The sedans and the station wagons — of which many were in evidence — and the convertibles backed out on the concrete driveway strips and headed for town. There was a deep peace in the air over the development, an almost tangible feeling of heavy contentment. The street lights glowed warmly in the orderly streets. The lawns which had received their addict’s fix of 10-6-4 sparkled greenly under the glistening saturation of the sprinklers. There were warmth and beauty and bliss in Pinecrest Manor. On the front seats of the automobiles, the bottles of booze were wrapped in brown paper bags, the couples’ surnames inked onto the labels. There would be setups available at the American Legion hall. This was going to be a damn fine affair!

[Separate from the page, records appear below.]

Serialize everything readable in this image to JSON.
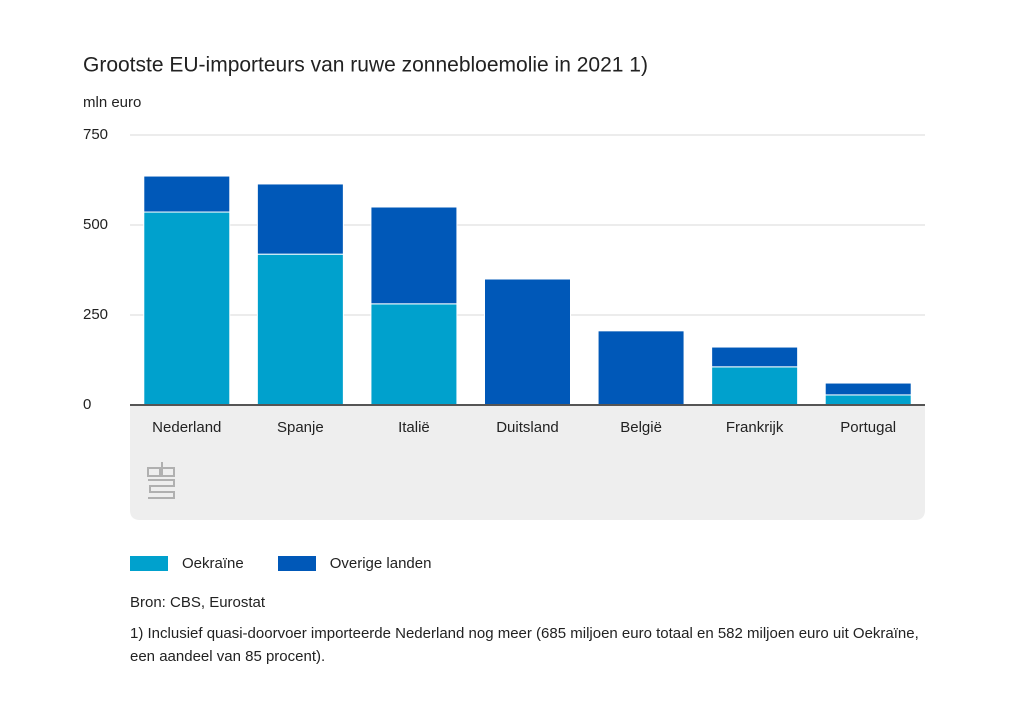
{
  "chart_data": {
    "type": "stacked_bar",
    "title": "Grootste EU-importeurs van ruwe zonnebloemolie in 2021 1)",
    "y_label": "mln euro",
    "categories": [
      "Nederland",
      "Spanje",
      "Italië",
      "Duitsland",
      "België",
      "Frankrijk",
      "Portugal"
    ],
    "series": [
      {
        "name": "Oekraïne",
        "color": "#00a1cd",
        "values": [
          536,
          419,
          281,
          0,
          0,
          106,
          28
        ]
      },
      {
        "name": "Overige landen",
        "color": "#0058b8",
        "values": [
          100,
          195,
          269,
          350,
          206,
          55,
          33
        ]
      }
    ],
    "ylim": [
      0,
      750
    ],
    "yticks": [
      0,
      250,
      500,
      750
    ],
    "grid": true,
    "source": "Bron: CBS, Eurostat",
    "footnote": "1) Inclusief quasi-doorvoer importeerde Nederland nog meer (685 miljoen euro totaal en 582 miljoen euro uit Oekraïne, een aandeel van 85 procent)."
  }
}
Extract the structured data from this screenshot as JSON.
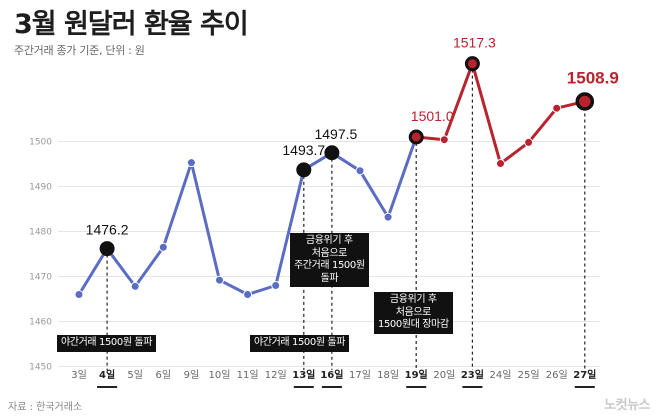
{
  "header": {
    "title": "3월 원달러 환율 추이",
    "subtitle": "주간거래 종가 기준, 단위 : 원"
  },
  "footer": {
    "source": "자료 : 한국거래소",
    "logo": "노컷뉴스"
  },
  "colors": {
    "blue": "#5b6cc4",
    "red": "#b8232e",
    "grid": "#e5e5e5"
  },
  "chart_data": {
    "type": "line",
    "title": "3월 원달러 환율 추이",
    "subtitle": "주간거래 종가 기준, 단위 : 원",
    "ylim": [
      1450,
      1510
    ],
    "yticks": [
      "1450",
      "1460",
      "1470",
      "1480",
      "1490",
      "1500"
    ],
    "grid": true,
    "categories": [
      "3일",
      "4일",
      "5일",
      "6일",
      "9일",
      "10일",
      "11일",
      "12일",
      "13일",
      "16일",
      "17일",
      "18일",
      "19일",
      "20일",
      "23일",
      "24일",
      "25일",
      "26일",
      "27일"
    ],
    "values": [
      1466.0,
      1476.2,
      1467.8,
      1476.5,
      1495.3,
      1469.2,
      1466.0,
      1468.0,
      1493.7,
      1497.5,
      1493.5,
      1483.2,
      1501.0,
      1500.4,
      1517.3,
      1495.1,
      1499.8,
      1507.4,
      1508.9
    ],
    "highlighted": [
      "4일",
      "13일",
      "16일",
      "19일",
      "23일",
      "27일"
    ],
    "red_from": "19일",
    "data_labels": [
      {
        "category": "4일",
        "text": "1476.2",
        "color": "black"
      },
      {
        "category": "13일",
        "text": "1493.7",
        "color": "black"
      },
      {
        "category": "16일",
        "text": "1497.5",
        "color": "black"
      },
      {
        "category": "19일",
        "text": "1501.0",
        "color": "red"
      },
      {
        "category": "23일",
        "text": "1517.3",
        "color": "red"
      },
      {
        "category": "27일",
        "text": "1508.9",
        "color": "red"
      }
    ],
    "annotations": [
      {
        "category": "4일",
        "lines": [
          "야간거래 1500원 돌파"
        ]
      },
      {
        "category": "13일",
        "lines": [
          "야간거래 1500원 돌파"
        ]
      },
      {
        "category": "16일",
        "lines": [
          "금융위기 후",
          "처음으로",
          "주간거래 1500원",
          "돌파"
        ]
      },
      {
        "category": "19일",
        "lines": [
          "금융위기 후",
          "처음으로",
          "1500원대 장마감"
        ]
      }
    ]
  }
}
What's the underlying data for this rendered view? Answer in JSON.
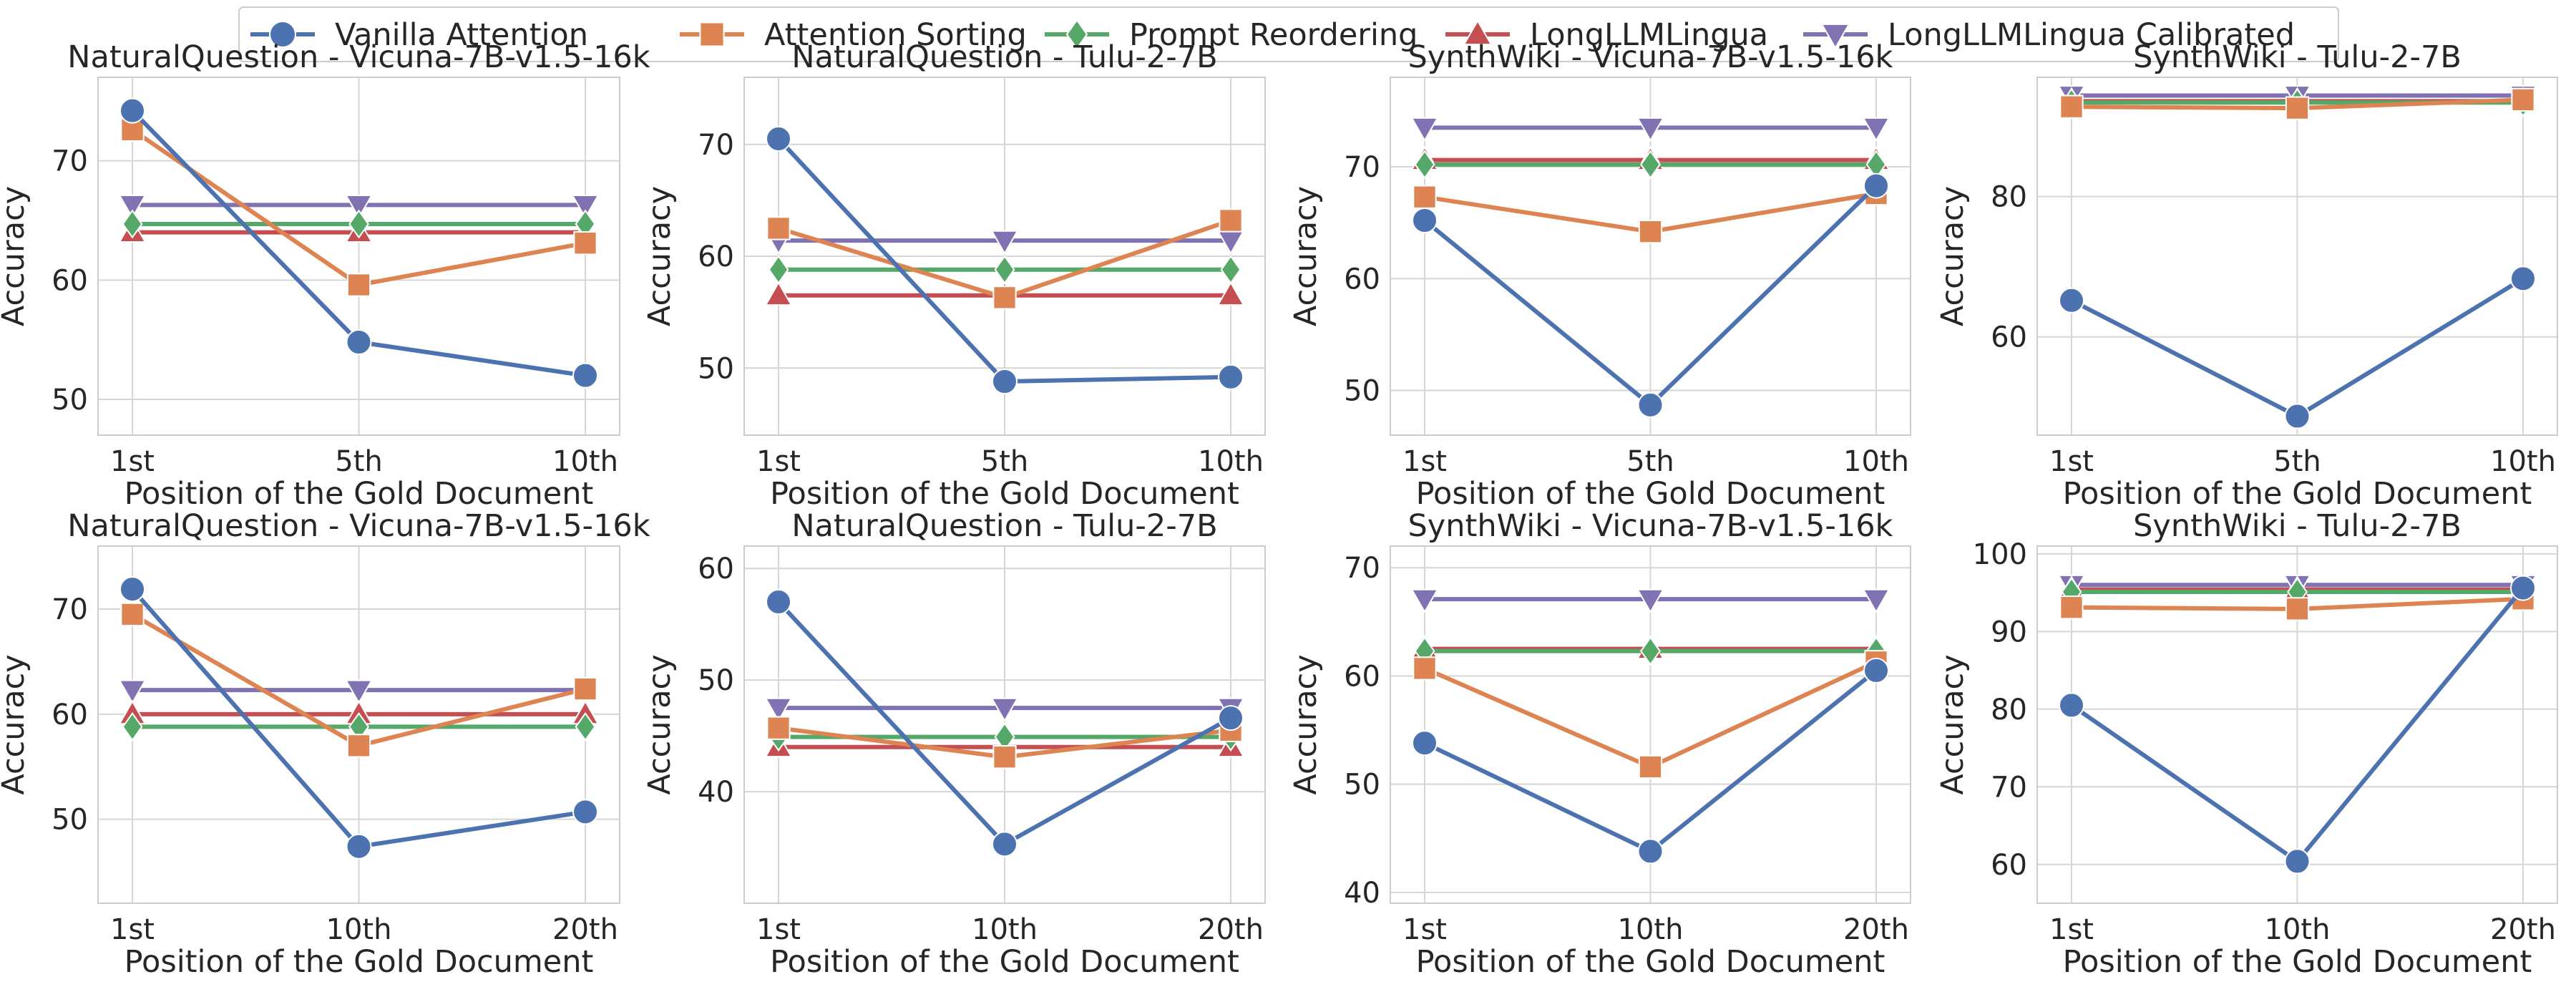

There was a lot of milling around in the entrance hallway, the couples who’d arrived alone trying to decide where they would sit and with whom. There was, too, the usual cloakroom bottleneck, but this was straightened out in time and it didn’t take long for friends to find friends. Chairs were pulled up to the long wooden tables, and everyone sat down in the cheerless wooden box which was the American Legion hall, and each neighbor looked at his neighbor with a patient, bored, anticipative expression which seemed to say, “Well, I’m here. Entertain me.” The men went for setups and then opened the whisky bottles. The band began playing. Drinks were poured. Chairs were shifted. Laughter resounded throughout the hall.